A “wossname” good time! Wyrd Sisters is Terry Pratchett’s parody of Shakespeare in which he takes Macbeth, Hamlet and King Lear and gives them the Discworld treatment. In this novel, the witches Granny Weatherwax, Nanny Ogg, and Magrat Garlick get involved in politics (which witches really shouldn’t do!) after an evil duke murders his cousin, the king of Lancre.
The plot itself is a fairly straightforward mashup of the aforementioned Shakespeare works, but where Wyrd Sisters packs a punch is in its characters, worldbuilding, and humor. The more Discworld I read, the more impressed I am with Pratchett’s ability to make this absurd world feel so lived in and packed with little details. In almost every one of the six entries I have read so far, he finds a different way to describe the Disc’s geography, politics, and the city of Ankh-Morpork. It would be easy to discount Pratchett because of Discworld’s silliness, but as Wyrd Sisters shows, the man had a deep comprehension of literature, the English language, and human nature.

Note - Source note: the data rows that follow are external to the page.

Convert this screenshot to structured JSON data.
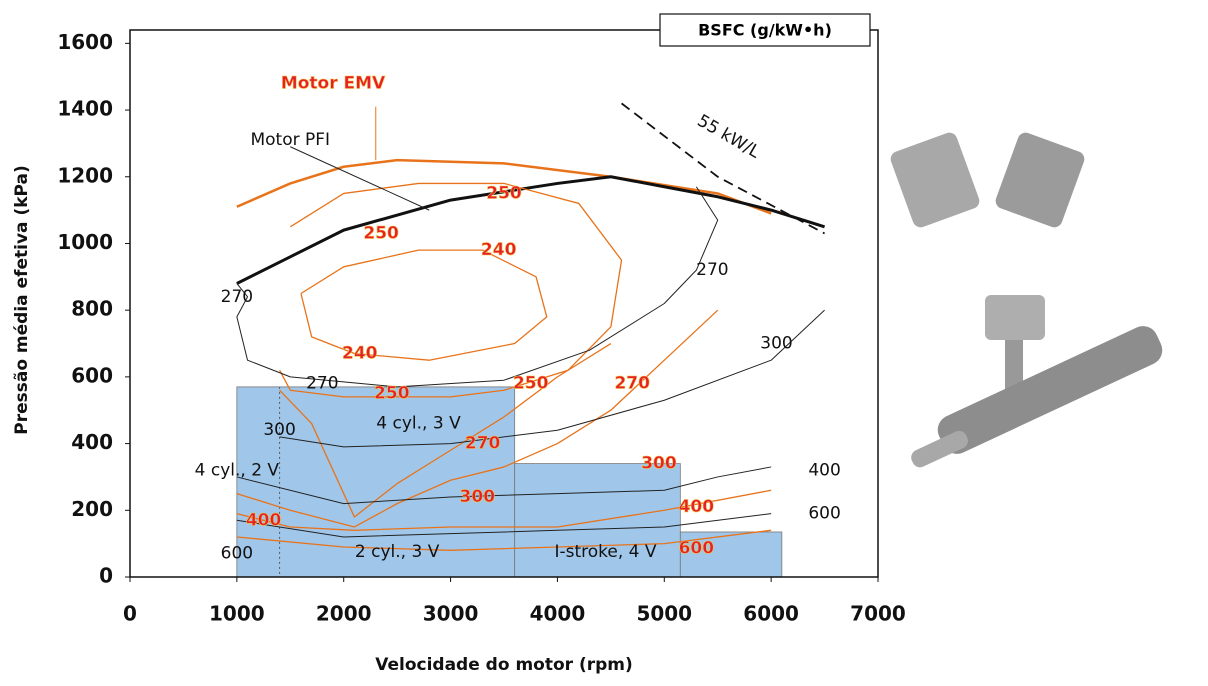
{
  "chart_data": {
    "type": "line",
    "legend_title": "BSFC (g/kW•h)",
    "xlabel": "Velocidade do motor (rpm)",
    "ylabel": "Pressão média efetiva (kPa)",
    "xlim": [
      0,
      7000
    ],
    "ylim": [
      0,
      1640
    ],
    "xticks": [
      0,
      1000,
      2000,
      3000,
      4000,
      5000,
      6000,
      7000
    ],
    "yticks": [
      0,
      200,
      400,
      600,
      800,
      1000,
      1200,
      1400,
      1600
    ],
    "regions": [
      {
        "x": [
          1000,
          3600
        ],
        "top": 570,
        "color": "#8fbde6"
      },
      {
        "x": [
          3600,
          5150
        ],
        "top": 340,
        "color": "#8fbde6"
      },
      {
        "x": [
          5150,
          6100
        ],
        "top": 135,
        "color": "#8fbde6"
      }
    ],
    "series": [
      {
        "color": "#e8731a",
        "width": 2.5,
        "x": [
          1000,
          1500,
          2000,
          2500,
          3500,
          4500,
          5500,
          6000
        ],
        "values": [
          1110,
          1180,
          1230,
          1250,
          1240,
          1200,
          1150,
          1090
        ]
      },
      {
        "color": "#111111",
        "width": 3,
        "x": [
          1000,
          1500,
          2000,
          3000,
          4000,
          4500,
          5000,
          5500,
          6000,
          6500
        ],
        "values": [
          880,
          960,
          1040,
          1130,
          1180,
          1200,
          1170,
          1140,
          1100,
          1050
        ]
      },
      {
        "color": "#111111",
        "width": 1.8,
        "dash": true,
        "x": [
          4600,
          5500,
          6500
        ],
        "values": [
          1420,
          1200,
          1030
        ]
      },
      {
        "color": "#e8731a",
        "width": 1.3,
        "x": [
          1600,
          2000,
          2700,
          3300,
          3800,
          3900,
          3600,
          2800,
          2100,
          1700,
          1600
        ],
        "values": [
          850,
          930,
          980,
          980,
          900,
          780,
          700,
          650,
          670,
          720,
          850
        ]
      },
      {
        "color": "#e8731a",
        "width": 1.3,
        "x": [
          1500,
          2000,
          2700,
          3500,
          4200,
          4600,
          4500,
          4100,
          3500,
          3000,
          2000,
          1500,
          1400
        ],
        "values": [
          1050,
          1150,
          1180,
          1180,
          1120,
          950,
          750,
          620,
          560,
          540,
          540,
          560,
          620
        ]
      },
      {
        "color": "#e8731a",
        "width": 1.3,
        "x": [
          1400,
          1700,
          2100,
          2500,
          3000,
          3500,
          4000,
          4500
        ],
        "values": [
          560,
          460,
          180,
          280,
          380,
          480,
          600,
          700
        ]
      },
      {
        "color": "#e8731a",
        "width": 1.3,
        "x": [
          1000,
          1500,
          2100,
          2500,
          3000,
          3500,
          4000,
          4500,
          5000,
          5500
        ],
        "values": [
          250,
          200,
          150,
          220,
          290,
          330,
          400,
          500,
          650,
          800
        ]
      },
      {
        "color": "#e8731a",
        "width": 1.3,
        "x": [
          1000,
          1500,
          2100,
          3000,
          4000,
          5000,
          6000
        ],
        "values": [
          190,
          150,
          140,
          150,
          150,
          200,
          260
        ]
      },
      {
        "color": "#e8731a",
        "width": 1.3,
        "x": [
          1000,
          2000,
          3000,
          4000,
          5000,
          6000
        ],
        "values": [
          120,
          90,
          80,
          90,
          100,
          140
        ]
      },
      {
        "color": "#222222",
        "width": 1,
        "x": [
          1000,
          1100,
          1000,
          1100,
          1500,
          2500,
          3500,
          4300,
          5000,
          5300,
          5500,
          5300
        ],
        "values": [
          880,
          840,
          780,
          650,
          600,
          570,
          590,
          680,
          820,
          920,
          1070,
          1170
        ]
      },
      {
        "color": "#222222",
        "width": 1,
        "x": [
          1400,
          2000,
          3000,
          4000,
          5000,
          6000,
          6500
        ],
        "values": [
          420,
          390,
          400,
          440,
          530,
          650,
          800
        ]
      },
      {
        "color": "#222222",
        "width": 1,
        "x": [
          1000,
          2000,
          3000,
          4000,
          5000,
          5500,
          6000
        ],
        "values": [
          300,
          220,
          240,
          250,
          260,
          300,
          330
        ]
      },
      {
        "color": "#222222",
        "width": 1,
        "x": [
          1000,
          2000,
          3000,
          4000,
          5000,
          6000
        ],
        "values": [
          170,
          120,
          130,
          140,
          150,
          190
        ]
      },
      {
        "color": "#e8731a",
        "width": 1,
        "x": [
          2300,
          2300
        ],
        "values": [
          1410,
          1250
        ]
      },
      {
        "color": "#222222",
        "width": 1,
        "x": [
          1500,
          2800
        ],
        "values": [
          1290,
          1100
        ]
      }
    ],
    "annotations": [
      {
        "text": "Motor EMV",
        "x": 1900,
        "y": 1480,
        "color": "#e5202a"
      },
      {
        "text": "Motor PFI",
        "x": 1500,
        "y": 1310,
        "color": "#111111"
      },
      {
        "text": "55 kW/L",
        "x": 5600,
        "y": 1320,
        "color": "#111111"
      },
      {
        "text": "250",
        "x": 2350,
        "y": 1030,
        "color": "#e5202a"
      },
      {
        "text": "250",
        "x": 3500,
        "y": 1150,
        "color": "#e5202a"
      },
      {
        "text": "240",
        "x": 3450,
        "y": 980,
        "color": "#e5202a"
      },
      {
        "text": "240",
        "x": 2150,
        "y": 670,
        "color": "#e5202a"
      },
      {
        "text": "250",
        "x": 2450,
        "y": 550,
        "color": "#e5202a"
      },
      {
        "text": "250",
        "x": 3750,
        "y": 580,
        "color": "#e5202a"
      },
      {
        "text": "270",
        "x": 4700,
        "y": 580,
        "color": "#e5202a"
      },
      {
        "text": "270",
        "x": 3300,
        "y": 400,
        "color": "#e5202a"
      },
      {
        "text": "300",
        "x": 4950,
        "y": 340,
        "color": "#e5202a"
      },
      {
        "text": "300",
        "x": 3250,
        "y": 240,
        "color": "#e5202a"
      },
      {
        "text": "400",
        "x": 1250,
        "y": 170,
        "color": "#e5202a"
      },
      {
        "text": "400",
        "x": 5300,
        "y": 210,
        "color": "#e5202a"
      },
      {
        "text": "600",
        "x": 5300,
        "y": 85,
        "color": "#e5202a"
      },
      {
        "text": "270",
        "x": 1000,
        "y": 840,
        "color": "#111111"
      },
      {
        "text": "270",
        "x": 1800,
        "y": 580,
        "color": "#111111"
      },
      {
        "text": "270",
        "x": 5450,
        "y": 920,
        "color": "#111111"
      },
      {
        "text": "300",
        "x": 6050,
        "y": 700,
        "color": "#111111"
      },
      {
        "text": "300",
        "x": 1400,
        "y": 440,
        "color": "#111111"
      },
      {
        "text": "400",
        "x": 6500,
        "y": 320,
        "color": "#111111"
      },
      {
        "text": "600",
        "x": 6500,
        "y": 190,
        "color": "#111111"
      },
      {
        "text": "600",
        "x": 1000,
        "y": 70,
        "color": "#111111"
      },
      {
        "text": "4 cyl., 3 V",
        "x": 2700,
        "y": 460,
        "color": "#111111"
      },
      {
        "text": "4 cyl., 2 V",
        "x": 1000,
        "y": 320,
        "color": "#111111"
      },
      {
        "text": "2 cyl., 3 V",
        "x": 2500,
        "y": 75,
        "color": "#111111"
      },
      {
        "text": "I-stroke, 4 V",
        "x": 4450,
        "y": 75,
        "color": "#111111"
      }
    ]
  }
}
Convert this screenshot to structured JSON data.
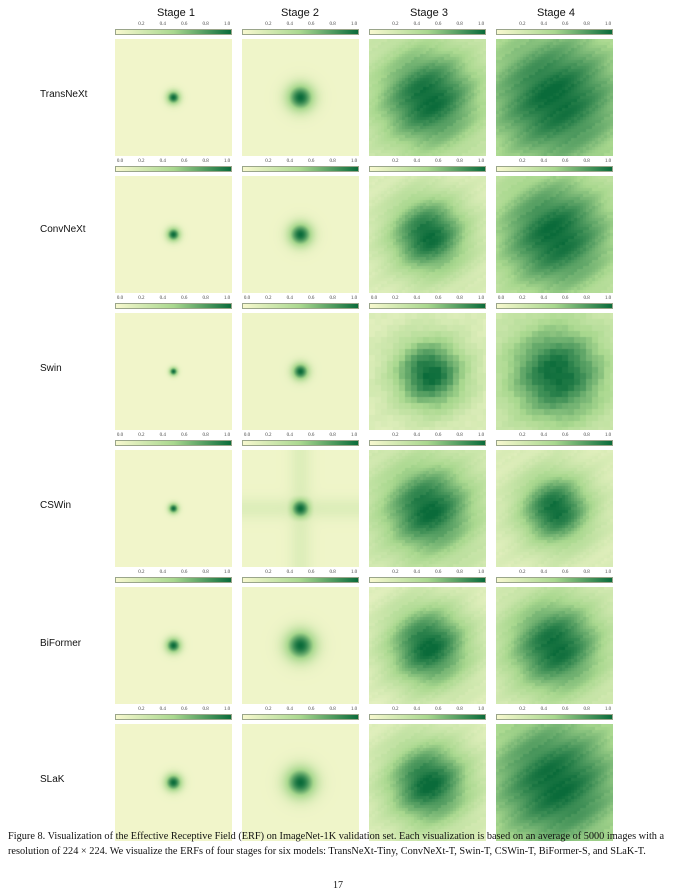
{
  "figure": {
    "stages": [
      "Stage 1",
      "Stage 2",
      "Stage 3",
      "Stage 4"
    ],
    "models": [
      "TransNeXt",
      "ConvNeXt",
      "Swin",
      "CSWin",
      "BiFormer",
      "SLaK"
    ],
    "colorbar": {
      "min": 0.0,
      "max": 1.0,
      "ticks_full": [
        "0.0",
        "0.2",
        "0.4",
        "0.6",
        "0.8",
        "1.0"
      ],
      "ticks_short": [
        "0.2",
        "0.4",
        "0.6",
        "0.8",
        "1.0"
      ],
      "color_low": "#f7f8cf",
      "color_mid": "#a9d88f",
      "color_high": "#0a6b3a"
    },
    "show_zero_tick": [
      [
        false,
        false,
        false,
        false
      ],
      [
        true,
        false,
        false,
        false
      ],
      [
        true,
        true,
        true,
        true
      ],
      [
        true,
        true,
        false,
        false
      ],
      [
        false,
        false,
        false,
        false
      ],
      [
        false,
        false,
        false,
        false
      ]
    ],
    "erf_spread": [
      [
        0.04,
        0.08,
        0.32,
        0.42
      ],
      [
        0.04,
        0.07,
        0.24,
        0.36
      ],
      [
        0.025,
        0.05,
        0.22,
        0.3
      ],
      [
        0.03,
        0.06,
        0.28,
        0.22
      ],
      [
        0.045,
        0.09,
        0.26,
        0.3
      ],
      [
        0.05,
        0.09,
        0.26,
        0.4
      ]
    ],
    "erf_background": [
      [
        0.04,
        0.05,
        0.2,
        0.28
      ],
      [
        0.04,
        0.05,
        0.16,
        0.24
      ],
      [
        0.04,
        0.06,
        0.16,
        0.22
      ],
      [
        0.04,
        0.05,
        0.2,
        0.16
      ],
      [
        0.04,
        0.05,
        0.12,
        0.16
      ],
      [
        0.04,
        0.05,
        0.14,
        0.3
      ]
    ]
  },
  "caption": "Figure 8. Visualization of the Effective Receptive Field (ERF) on ImageNet-1K validation set. Each visualization is based on an average of 5000 images with a resolution of 224 × 224. We visualize the ERFs of four stages for six models: TransNeXt-Tiny, ConvNeXt-T, Swin-T, CSWin-T, BiFormer-S, and SLaK-T.",
  "page_number": "17"
}
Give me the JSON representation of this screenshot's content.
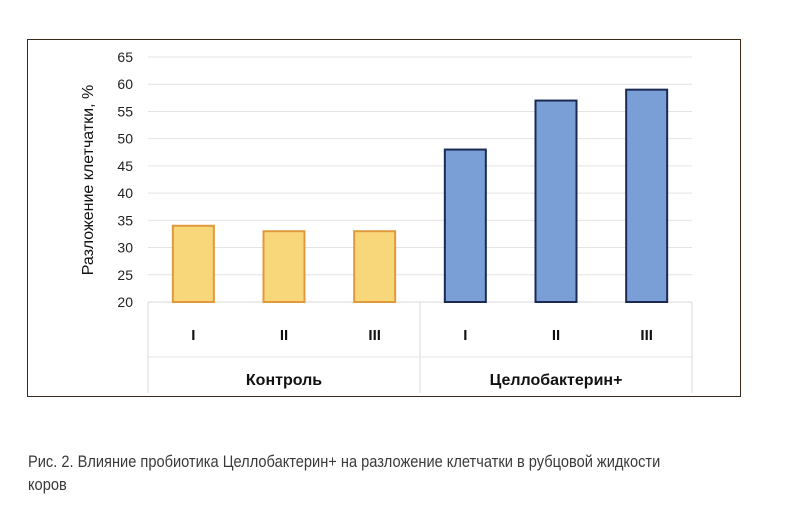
{
  "chart_data": {
    "type": "bar",
    "ylabel": "Разложение  клетчатки, %",
    "ylim": [
      20,
      65
    ],
    "yticks": [
      20,
      25,
      30,
      35,
      40,
      45,
      50,
      55,
      60,
      65
    ],
    "grid": true,
    "groups": [
      {
        "name": "Контроль",
        "color": "#f7d77a",
        "edge": "#e09a3c",
        "categories": [
          "I",
          "II",
          "III"
        ],
        "values": [
          34,
          33,
          33
        ]
      },
      {
        "name": "Целлобактерин+",
        "color": "#7a9fd6",
        "edge": "#1a2a55",
        "categories": [
          "I",
          "II",
          "III"
        ],
        "values": [
          48,
          57,
          59
        ]
      }
    ]
  },
  "caption": "Рис. 2. Влияние пробиотика Целлобактерин+ на разложение клетчатки в  рубцовой жидкости коров"
}
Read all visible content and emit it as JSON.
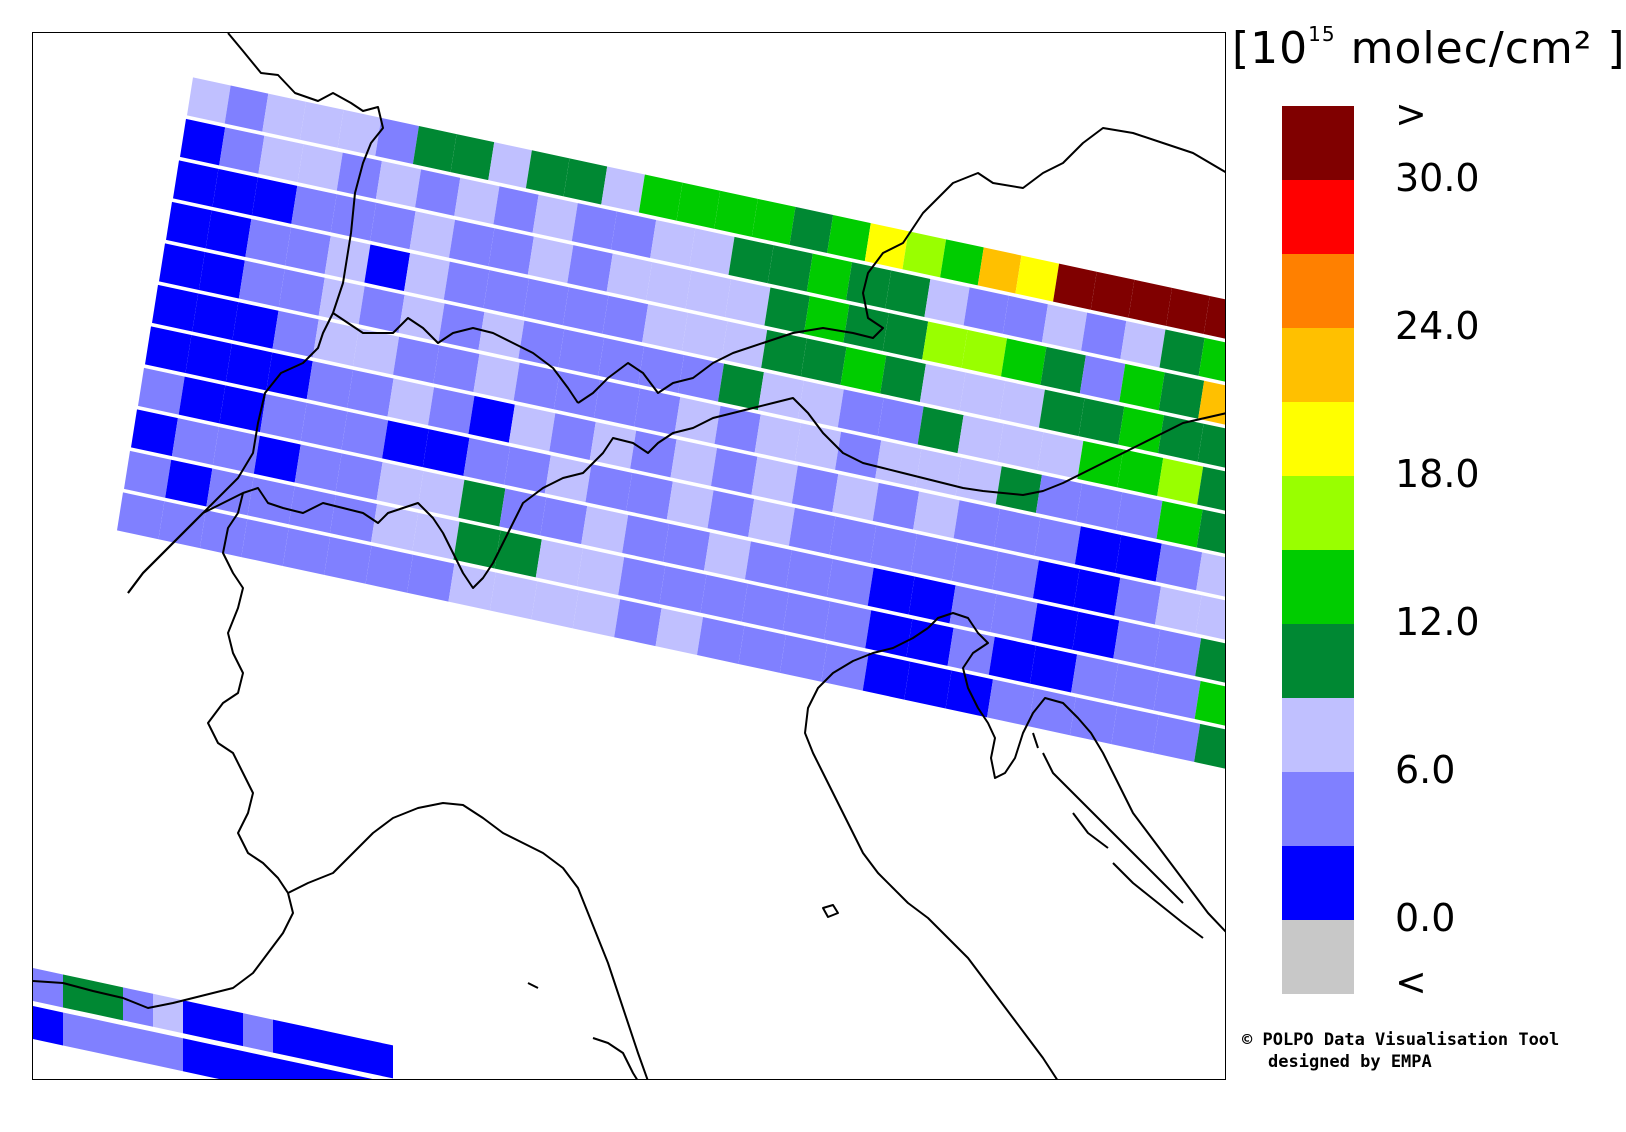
{
  "legend": {
    "units_prefix": "[10",
    "units_exponent": "15",
    "units_suffix": " molec/cm² ]",
    "colors": [
      "#800000",
      "#ff0000",
      "#ff8000",
      "#ffc000",
      "#ffff00",
      "#99ff00",
      "#00cc00",
      "#008833",
      "#c0c0ff",
      "#8080ff",
      "#0000ff",
      "#c8c8c8"
    ],
    "ticks": [
      ">",
      "30.0",
      "24.0",
      "18.0",
      "12.0",
      "6.0",
      "0.0",
      "<"
    ]
  },
  "credit": {
    "line1": "© POLPO Data Visualisation Tool",
    "line2": "designed by EMPA"
  }
}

Even when the story itself is merely passable, it’s worth reading these books to spend time with the characters. The diversions to Tomjohn’s theater troupe in Ankh Morpork are definitely the weak point in this novel, but the time spent with the witches and the other denizens of the bleak kingdom of Lancre was time well-spent. The scene where Nanny Ogg is being tortured in the castle dungeon is hilarious, her pet cat Greebo is the ultimate hyperbolic depiction of a witch’s black cat, and the contrast between Ogg’s raunchiness and Granny’s propriety makes for hilarious banter. The Fool serves as a perfect vessel for Pratchett to poke fun at Shakespeare’s archaic prose. The fact that none of the other characters can understand The Fool when he says “n’uncle,” “i’faith,” and “prithee” is hilarious and deeply relatable to anyone who struggled with Shakespeare in school.
Six books in (in publication order), Wyrd Sisters is a close second only to Mort in my Discworld journey thus far.